Welcome

Jean-Claude Cousseran, Philippe Hayez

Intelligence and Intelligence Gathering in Democracies Publication date : April 1, 2015

Jean-Claude Cousseran is the secretary general of the Paris-based International Diplomatic Academy. An expert on the Arab-Muslim world, he was the first strategic director of the Direction Générale de la Sécurité Extérieure (the French intelligence agency), from 1989 to 1992, then its director general (2000-2003).
Philippe Hayez, a senior adviser at the French Court of Audit, has held several positions in the Ministries of Foreign Affairs and of Defence. From 2000 to 2006, he was assigned to the Direction Générale de la Sécurité Extérieure. He is the cofounder of the METIS seminar on Intelligence at Sciences Po.
Since 2009, both authors have been in charge of Intelligence Studies at Sciences Po’s School of International Affairs.

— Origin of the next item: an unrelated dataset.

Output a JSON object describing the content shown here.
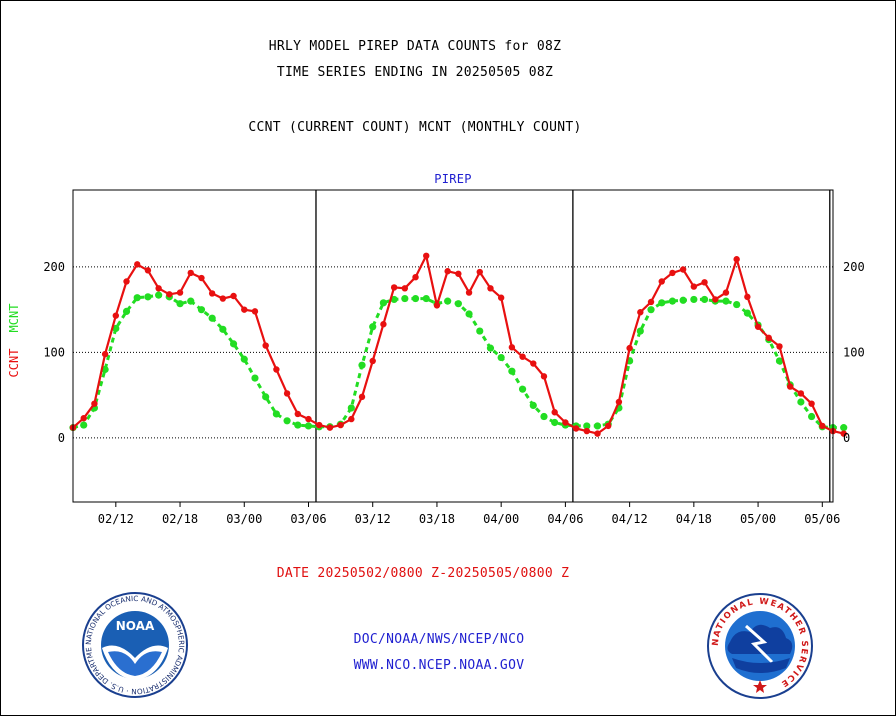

Since the attacks on the World Trade Center, and culminating in the disclosures made by the whistle-blower Edward Snowden, Intelligence services have been gradually forced out of the shadows. Intelligence policies are now officially recognised and the means allocated to intelligence gathering bolstered in the name of the ‘war’ on international terrorism.
This book aims to define Intelligence policies and to reveal their underlying principles, through a comparative approach of Western democracies (France, Germany, the United Kingdom and the United States). It explores the chief notions of Intelligence, reveals the main areas of application of intelligence policies and defines the conditions of implementation.
Above all, the authors provide the reader with the necessary information to understand and question the goals of Intelligence and to review the major issues. Finally, they question the ability of Intelligence to integrate democratic cultures, and they attempt to define an alternative, accountable and ‘morally upright’ relationship between Intelligence operators and the Executive.

• Two experts expose and analyse Intelligence, from its basic working principles to the conditions of its implementation.